Brier score over all observations

This impression is confirmed by computing the overall Brier score, i.e., the average of the Brier scores for individual predictions. Recall:

\[B = 1/n\sum_{i=1}^n (p_i-s_i)^2\]

The computations give us:

##    brier_a    brier_b    brier_c 
## 0.33055615 0.17338180 0.04145532

Clearly, forecaster C has the lowest mean squared error, while forecaster A has the greatest mean squared error. Forecaster B is somewhat in between.

Revealing prediction mechanisms

a = random
b = decent
c = perfect

I will show the details of the generating mechanisms and R code in the next slide, one for each forecaster.

A = random forecaster

100% of the cases: the prediction is random.

# random forecaster
random = runif(1000, min=0, max=1) 
        # always picks values between 0 and 1 at random

B = decent forecaster

60% of the cases: if the event is going to occur (=1), they predict it will occur with a probability 55% to 100%, else with a probability 0% to 45%. 40% of the cases: the prediction is random.

# decent forecaster
decent = facts
  for(i in 1:1000){
    if(runif(1)> .4){       #60% of cases, non-random prediction
      if(facts[i]==1) 
        {decent[i] = (runif(1, min=55, max=100)/100)}
      else if(facts[i]==0) 
        {decent[i] = (runif(1, min=0, max=45)/100)}
    }
    else {decent[i]=runif(1)} #40% of cases, random prediction
  }

C = perfect forecaster

90% of the cases: if the event is going to occur (=1), they predict it will occur with a probability 90% to 100%, else with a probability 0% to 10%. 10% of the cases: the prediction is random.

# perfect forecaster
perfect = facts
  for(i in 1:1000){
    if(runif(1)>.1){          #90% of cases, non-random prediction
      if(facts[i]==1) 
        {perfect[i] = (runif(1, min=90, max=100)/100)}
      else if(facts[i]==0) 
        {perfect[i] = (runif(1, min=0, max=10)/100)}
    }
    else {perfect[i]=runif(1)}    #10% of cases, random prediction
  }

Distributions of Brier scores

Something odd: the random forecaster’s Brier scores are concentrated in lower values, like those of the others. Shouldn’t they be random?

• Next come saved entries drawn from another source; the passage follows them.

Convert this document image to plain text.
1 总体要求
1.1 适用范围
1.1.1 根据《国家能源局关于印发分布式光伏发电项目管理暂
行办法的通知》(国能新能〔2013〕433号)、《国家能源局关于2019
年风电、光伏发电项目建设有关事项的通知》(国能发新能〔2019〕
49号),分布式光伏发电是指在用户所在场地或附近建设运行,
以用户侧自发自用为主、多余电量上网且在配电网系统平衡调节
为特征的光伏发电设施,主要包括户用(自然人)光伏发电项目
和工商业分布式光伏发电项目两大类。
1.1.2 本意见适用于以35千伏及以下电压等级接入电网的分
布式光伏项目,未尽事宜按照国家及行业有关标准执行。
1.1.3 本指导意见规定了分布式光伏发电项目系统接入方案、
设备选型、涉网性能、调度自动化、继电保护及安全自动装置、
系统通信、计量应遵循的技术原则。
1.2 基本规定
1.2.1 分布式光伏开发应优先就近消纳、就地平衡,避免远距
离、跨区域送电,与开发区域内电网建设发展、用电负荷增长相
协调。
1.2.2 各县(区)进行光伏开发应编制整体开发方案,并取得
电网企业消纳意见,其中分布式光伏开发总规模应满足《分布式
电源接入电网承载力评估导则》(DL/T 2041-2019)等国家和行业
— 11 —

What gets lost in the squared error

Problem 1

Since the Brier score is the the square of the difference between true values (0 or 1) and predicated values (probabilities between 0 and 1), lower values will be over-represented.

This is a mathematical artifact.

Problem 2

The squared error does not distinguish between types of error, such as overestimating or underestimating.

For example, a .7 forecast if the true value is 1 (underestimating) and .3 forecast if the true value is 0 (overestimating) would have the same Brier score:

\((1-.7)^2=(0-.3)^2=.09\).

Plotting errors as (signed) differences

Think of error as the difference between predicted and true value.

Distributions of error differences

The errors of the random forecaster are now uniformly distributed.

We should still prefer the Brier score

The Brier score is a proper score. Informally, this means that anyone who makes a probability forecast has an interest in being honest about it.

Formally, the Brier score is proper whenever (with \(p\neq q\)):

\[p(s-p)^2 + (1-p)(s-p)^2 < q(s-p)^2+(1-q)(s-p)^2\]

The true state could be \(s=1\) or \(s=0\). The Brier score is weighted by the probabilities of these two states happening, namely \(p\) and \((1-p)\) or \(q\) and \((1-q)\). This weighted score is the expected Brier score.

In English, the inequality above states that the expected Brier score is lower from the perspective of \(p\) used in the Brier score itself—\((s-p)^2\)—rather than from the perspective of another probability \(q\).

Proof that the Brier score is proper

We need to prove that (for any \(q \neq p)\): \[p(s-p)^2 + (1-p)(s-p)^2 < q(s-p)^2+(1-q)(s-p)^2\] Replace \(s\) with 1 or 0 when appropriate and simplify: \[p(1-p)^2 + (1-p)(0-p)^2 < q(1-p)^2+(1-q)(0-p)^2\] \[-p^2+p<-2pq+q+p^2\] Set partial derivative of \(f(q, p)=-2pq+q+p^2\) relative to \(p\) to 0: \[\frac{\partial f(q, p)}{\partial p}= -2q+2p=0\] In other words, \(f(q, p)\) is lowest when \(p=q\). This establishes propriety.